Estás especialmente blanca, como si no hubieses visto el sol en la vida. Llegas a la parada con una maleta y una rebeca amarrada a la cintura. Estás igual. Así te conocí hace algunos años, mientras sonaba aquella música que alimentaba el optimismo colectivo de la plaza. Era un verano de terrible calor. Siempre me sorprende tu altura y tu manera de afrontar los días. Detrás de esa aparente fragilidad eres una mujer fuerte y extremadamente curiosa. Te gusta andar sola por lugares indeterminados y adoras el chocolate, la pintura. Te gustan más los gatos que los perros, no soportas el pepinillo ni sitios con demasiada gente. Cuando quieres a alguien lo haces hasta las últimas consecuencias. (Págs. 69-70)


La luz está ahí fuera, donde comienza la vida, todos los días, con una taza de té. Es preciso calcular la temperatura adecuada. Pero no siempre tengo la misma percepción del tiempo. ¿Cómo se mide? Desde que aparecen las burbujas sé que ya es tarde y debo esperar otra vez. Pero ahora sí será mucho tiempo, porque las cosas tardan más en enfriase que en calentarse. Mi madre me calentaba un huevo en un caldero pequeño. Los dedos se quemaban cuando quería pelarlo y soplar era un alivio ligero, casi imaginario. No era fácil lograr que el huevo se dejara acariciar. El huevo duro y pelado es un manjar universal. (Págs. 93-94)

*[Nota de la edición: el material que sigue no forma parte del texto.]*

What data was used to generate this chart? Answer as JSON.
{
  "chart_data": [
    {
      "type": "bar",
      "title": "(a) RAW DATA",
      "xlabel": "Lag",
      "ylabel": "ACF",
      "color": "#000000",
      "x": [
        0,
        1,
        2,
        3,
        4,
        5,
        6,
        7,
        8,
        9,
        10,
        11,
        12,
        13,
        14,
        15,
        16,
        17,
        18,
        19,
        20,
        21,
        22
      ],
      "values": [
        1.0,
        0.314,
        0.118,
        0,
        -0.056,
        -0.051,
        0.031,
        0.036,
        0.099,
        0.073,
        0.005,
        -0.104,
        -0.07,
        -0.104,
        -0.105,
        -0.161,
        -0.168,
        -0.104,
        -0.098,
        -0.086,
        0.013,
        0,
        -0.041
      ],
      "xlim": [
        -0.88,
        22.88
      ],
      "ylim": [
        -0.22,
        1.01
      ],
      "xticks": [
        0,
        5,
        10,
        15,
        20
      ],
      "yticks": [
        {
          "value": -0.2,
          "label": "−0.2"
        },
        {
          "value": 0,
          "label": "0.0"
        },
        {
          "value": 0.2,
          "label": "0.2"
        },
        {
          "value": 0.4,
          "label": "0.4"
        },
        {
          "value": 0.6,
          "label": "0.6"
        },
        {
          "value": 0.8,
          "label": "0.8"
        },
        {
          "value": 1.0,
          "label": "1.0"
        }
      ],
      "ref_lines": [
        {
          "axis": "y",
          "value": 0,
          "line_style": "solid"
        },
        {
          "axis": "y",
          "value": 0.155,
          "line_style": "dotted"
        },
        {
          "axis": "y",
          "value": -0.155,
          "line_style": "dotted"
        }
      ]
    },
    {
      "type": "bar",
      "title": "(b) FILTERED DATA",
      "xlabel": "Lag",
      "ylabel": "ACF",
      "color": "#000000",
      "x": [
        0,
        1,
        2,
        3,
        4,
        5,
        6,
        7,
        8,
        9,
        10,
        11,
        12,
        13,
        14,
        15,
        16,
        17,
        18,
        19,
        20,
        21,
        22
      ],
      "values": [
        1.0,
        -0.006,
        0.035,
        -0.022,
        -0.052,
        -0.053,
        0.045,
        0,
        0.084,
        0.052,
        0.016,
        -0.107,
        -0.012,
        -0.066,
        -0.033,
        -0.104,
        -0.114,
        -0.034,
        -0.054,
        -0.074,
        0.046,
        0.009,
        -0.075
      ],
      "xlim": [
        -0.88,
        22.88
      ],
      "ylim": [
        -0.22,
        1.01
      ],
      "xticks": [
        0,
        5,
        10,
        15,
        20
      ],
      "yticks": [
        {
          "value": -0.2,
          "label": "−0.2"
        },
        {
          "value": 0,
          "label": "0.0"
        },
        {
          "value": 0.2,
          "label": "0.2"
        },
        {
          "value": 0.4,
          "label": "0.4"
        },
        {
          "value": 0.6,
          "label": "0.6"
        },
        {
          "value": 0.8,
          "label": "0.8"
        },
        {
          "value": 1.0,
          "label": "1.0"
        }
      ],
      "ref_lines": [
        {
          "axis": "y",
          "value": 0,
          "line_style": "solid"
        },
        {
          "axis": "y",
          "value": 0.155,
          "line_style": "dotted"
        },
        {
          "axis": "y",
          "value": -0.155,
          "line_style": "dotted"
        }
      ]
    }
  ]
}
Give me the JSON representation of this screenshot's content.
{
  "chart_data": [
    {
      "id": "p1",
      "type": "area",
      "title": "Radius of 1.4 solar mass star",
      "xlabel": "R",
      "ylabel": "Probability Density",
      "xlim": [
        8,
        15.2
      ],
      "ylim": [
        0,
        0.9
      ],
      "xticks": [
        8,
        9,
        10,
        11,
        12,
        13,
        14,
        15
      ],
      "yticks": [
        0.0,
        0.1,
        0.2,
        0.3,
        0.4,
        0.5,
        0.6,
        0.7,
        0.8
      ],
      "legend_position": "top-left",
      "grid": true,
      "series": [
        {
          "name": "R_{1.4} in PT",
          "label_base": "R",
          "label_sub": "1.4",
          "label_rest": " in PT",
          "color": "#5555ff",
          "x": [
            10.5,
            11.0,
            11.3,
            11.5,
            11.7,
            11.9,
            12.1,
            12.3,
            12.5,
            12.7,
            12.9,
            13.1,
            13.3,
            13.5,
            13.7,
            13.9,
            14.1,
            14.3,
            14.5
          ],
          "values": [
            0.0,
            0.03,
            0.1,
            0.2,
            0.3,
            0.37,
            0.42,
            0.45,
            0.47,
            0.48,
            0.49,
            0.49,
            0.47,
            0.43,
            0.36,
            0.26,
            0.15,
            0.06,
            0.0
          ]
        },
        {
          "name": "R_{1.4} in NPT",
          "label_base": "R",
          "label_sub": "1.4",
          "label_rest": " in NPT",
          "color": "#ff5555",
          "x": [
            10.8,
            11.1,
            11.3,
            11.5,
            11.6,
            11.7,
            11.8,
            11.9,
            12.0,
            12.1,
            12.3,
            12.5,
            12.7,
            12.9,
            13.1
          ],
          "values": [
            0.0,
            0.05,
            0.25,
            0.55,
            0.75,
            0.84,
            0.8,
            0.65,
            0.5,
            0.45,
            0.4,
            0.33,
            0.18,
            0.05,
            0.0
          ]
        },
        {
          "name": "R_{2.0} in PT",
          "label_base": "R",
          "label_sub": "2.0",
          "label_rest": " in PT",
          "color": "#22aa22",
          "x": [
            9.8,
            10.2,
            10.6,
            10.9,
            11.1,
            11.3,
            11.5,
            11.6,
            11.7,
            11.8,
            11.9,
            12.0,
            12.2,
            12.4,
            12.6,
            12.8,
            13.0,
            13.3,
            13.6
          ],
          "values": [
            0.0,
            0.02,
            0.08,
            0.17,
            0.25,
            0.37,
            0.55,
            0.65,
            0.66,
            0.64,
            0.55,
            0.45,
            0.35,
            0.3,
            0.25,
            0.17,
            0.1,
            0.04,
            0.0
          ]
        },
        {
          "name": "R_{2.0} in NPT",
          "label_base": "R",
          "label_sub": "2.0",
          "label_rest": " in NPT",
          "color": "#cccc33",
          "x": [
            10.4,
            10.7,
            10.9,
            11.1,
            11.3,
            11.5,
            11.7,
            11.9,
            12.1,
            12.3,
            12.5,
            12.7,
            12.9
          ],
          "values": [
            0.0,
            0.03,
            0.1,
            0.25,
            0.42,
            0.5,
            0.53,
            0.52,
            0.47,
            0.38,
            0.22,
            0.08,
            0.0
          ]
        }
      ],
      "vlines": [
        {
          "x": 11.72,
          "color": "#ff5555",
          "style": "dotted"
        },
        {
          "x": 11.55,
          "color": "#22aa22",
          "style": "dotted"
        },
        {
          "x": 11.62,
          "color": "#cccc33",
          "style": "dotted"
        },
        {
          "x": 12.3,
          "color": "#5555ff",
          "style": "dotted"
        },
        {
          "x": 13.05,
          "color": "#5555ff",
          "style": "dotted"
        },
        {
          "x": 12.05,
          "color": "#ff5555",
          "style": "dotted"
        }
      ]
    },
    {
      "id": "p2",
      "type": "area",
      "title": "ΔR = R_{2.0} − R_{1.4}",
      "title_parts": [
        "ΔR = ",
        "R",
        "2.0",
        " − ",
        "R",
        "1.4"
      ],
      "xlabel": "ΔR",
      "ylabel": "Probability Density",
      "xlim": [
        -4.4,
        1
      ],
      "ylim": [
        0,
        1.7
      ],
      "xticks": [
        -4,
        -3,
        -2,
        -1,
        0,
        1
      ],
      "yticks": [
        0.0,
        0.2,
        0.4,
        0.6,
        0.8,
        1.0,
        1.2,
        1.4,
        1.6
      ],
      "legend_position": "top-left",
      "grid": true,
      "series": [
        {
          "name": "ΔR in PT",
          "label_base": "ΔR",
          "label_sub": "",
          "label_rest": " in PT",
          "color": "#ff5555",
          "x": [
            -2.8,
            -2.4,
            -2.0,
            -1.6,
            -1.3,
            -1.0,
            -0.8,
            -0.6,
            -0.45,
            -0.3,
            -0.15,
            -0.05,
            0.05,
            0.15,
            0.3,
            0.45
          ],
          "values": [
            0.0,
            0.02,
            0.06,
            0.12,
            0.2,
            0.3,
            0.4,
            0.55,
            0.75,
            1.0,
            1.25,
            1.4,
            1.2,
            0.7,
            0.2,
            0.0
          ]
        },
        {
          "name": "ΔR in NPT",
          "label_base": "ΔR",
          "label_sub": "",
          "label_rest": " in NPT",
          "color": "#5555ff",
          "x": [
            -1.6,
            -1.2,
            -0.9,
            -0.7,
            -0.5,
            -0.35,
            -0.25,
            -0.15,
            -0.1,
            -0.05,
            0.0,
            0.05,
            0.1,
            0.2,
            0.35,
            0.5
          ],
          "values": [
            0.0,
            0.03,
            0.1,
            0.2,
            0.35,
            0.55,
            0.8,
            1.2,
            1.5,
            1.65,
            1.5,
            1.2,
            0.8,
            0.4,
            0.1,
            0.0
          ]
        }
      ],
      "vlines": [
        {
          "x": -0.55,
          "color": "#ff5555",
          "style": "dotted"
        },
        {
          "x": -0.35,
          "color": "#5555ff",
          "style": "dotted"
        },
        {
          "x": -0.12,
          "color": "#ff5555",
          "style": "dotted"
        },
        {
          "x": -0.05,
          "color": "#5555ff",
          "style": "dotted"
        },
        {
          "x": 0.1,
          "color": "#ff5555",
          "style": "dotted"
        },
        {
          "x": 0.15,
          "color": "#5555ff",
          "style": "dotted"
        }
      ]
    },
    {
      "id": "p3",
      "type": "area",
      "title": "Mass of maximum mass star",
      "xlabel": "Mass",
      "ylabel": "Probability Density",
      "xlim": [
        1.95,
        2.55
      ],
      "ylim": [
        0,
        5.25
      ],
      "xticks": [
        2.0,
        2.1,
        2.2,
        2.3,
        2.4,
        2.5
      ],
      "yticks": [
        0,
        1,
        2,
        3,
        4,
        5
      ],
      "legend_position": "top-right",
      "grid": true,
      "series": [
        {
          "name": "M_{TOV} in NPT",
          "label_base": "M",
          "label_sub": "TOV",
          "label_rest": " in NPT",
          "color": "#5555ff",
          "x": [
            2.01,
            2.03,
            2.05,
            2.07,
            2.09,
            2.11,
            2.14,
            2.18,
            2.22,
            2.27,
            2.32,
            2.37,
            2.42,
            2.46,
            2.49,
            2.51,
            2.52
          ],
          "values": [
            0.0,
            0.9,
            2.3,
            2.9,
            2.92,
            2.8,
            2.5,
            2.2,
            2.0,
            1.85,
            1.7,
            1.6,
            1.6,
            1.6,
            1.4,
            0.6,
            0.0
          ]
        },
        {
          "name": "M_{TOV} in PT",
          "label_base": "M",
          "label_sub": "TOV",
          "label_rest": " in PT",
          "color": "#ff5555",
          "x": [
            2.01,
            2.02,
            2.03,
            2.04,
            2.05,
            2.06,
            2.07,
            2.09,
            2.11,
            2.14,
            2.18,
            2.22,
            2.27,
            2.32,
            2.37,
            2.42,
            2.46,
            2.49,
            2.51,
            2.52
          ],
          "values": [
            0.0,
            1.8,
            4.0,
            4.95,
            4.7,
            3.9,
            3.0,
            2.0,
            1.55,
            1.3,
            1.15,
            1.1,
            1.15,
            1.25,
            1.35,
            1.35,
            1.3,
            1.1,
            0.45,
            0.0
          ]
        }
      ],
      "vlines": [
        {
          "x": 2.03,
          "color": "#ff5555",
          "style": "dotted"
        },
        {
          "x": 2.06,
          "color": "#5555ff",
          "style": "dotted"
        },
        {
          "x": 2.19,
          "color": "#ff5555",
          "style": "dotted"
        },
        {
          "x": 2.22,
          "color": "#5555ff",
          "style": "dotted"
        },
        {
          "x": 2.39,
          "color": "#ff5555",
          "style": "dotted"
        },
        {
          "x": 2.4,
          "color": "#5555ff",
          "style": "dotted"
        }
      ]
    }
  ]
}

La noche es fresca y silenciosa. Aparecen estrellas nuevas, más brillantes, como si acabaran de surgir. Apoyas tus brazos en la baranda de la terraza y piensas en el año que se ha ido. Estar en este momento con los tuyos hace que te sientas protegida. Pero también piensas que podrías haber estado en otra parte, con otra familia, en otro trabajo, en un jardín diferente. Desde pequeña no estabas contenta con nada y ahora empiezas a comprender que querer siempre más solo te provoca frustración. El deseo infinito está en tu cabeza. Y te lo repites: "solo está en mi cabeza". Entre las estrellas parpadean las luces de un avión que se aleja como un pájaro nocturno. A estas horas, la noche amplifica la presencia del riego automático que mantiene a las plantas con vida, el ronroneo de la luz de las farolas en la calle y el ruido de los pocos coches que pasan. (Pág. 108)


Además, no percibo que los cuentos estén atravesados por una mirada singular, contados desde una perspectiva tal que nos haga ver de otra manera la cotidianidad y las pequeñas cosas. Si bien no hay frases hechas, tampoco puedo escribir que los relatos estén respaldados por un pensamiento original. Tengo la sensación de que el narrador no deja de estar aprisionado por visiones del mundo trilladas o, al menos, "comunes". Si este ha sido el propósito del autor, reflejar esa visión común, no puedo por menos de corroborarlo. Otra cosa es asegurar que esa plasmación alcance una dimensión artística de relevancia. Yo no la aprecio. El autor tiene palabras, pero no sé si tiene literatura. 

Dice Juan Cruz que Las zonas comunes es "un estampido estético" (al igual que Panza de burro: el suyo es un artículo de 2x1) y también "una obra de arte". No podría estar más en desacuerdo, pero, claro, ¿qué sabré yo?

Parafraseando a Capote, digamos que es más o menos sencillo pasar de escribir mal a escribir bien. Pero pasar de escribir bien a escribir literatura ya es asunto de mayor enjundia, como dominar el oficio de trapecista o domador de fieras. O de ambos oficios a la vez. Es en esta zona, en este momento, donde se libra la batalla más cruenta por la que se decide si un autor consigue crear una obra valiosa. Creo que es justo ahí donde se encuentra Nicolás Dorta.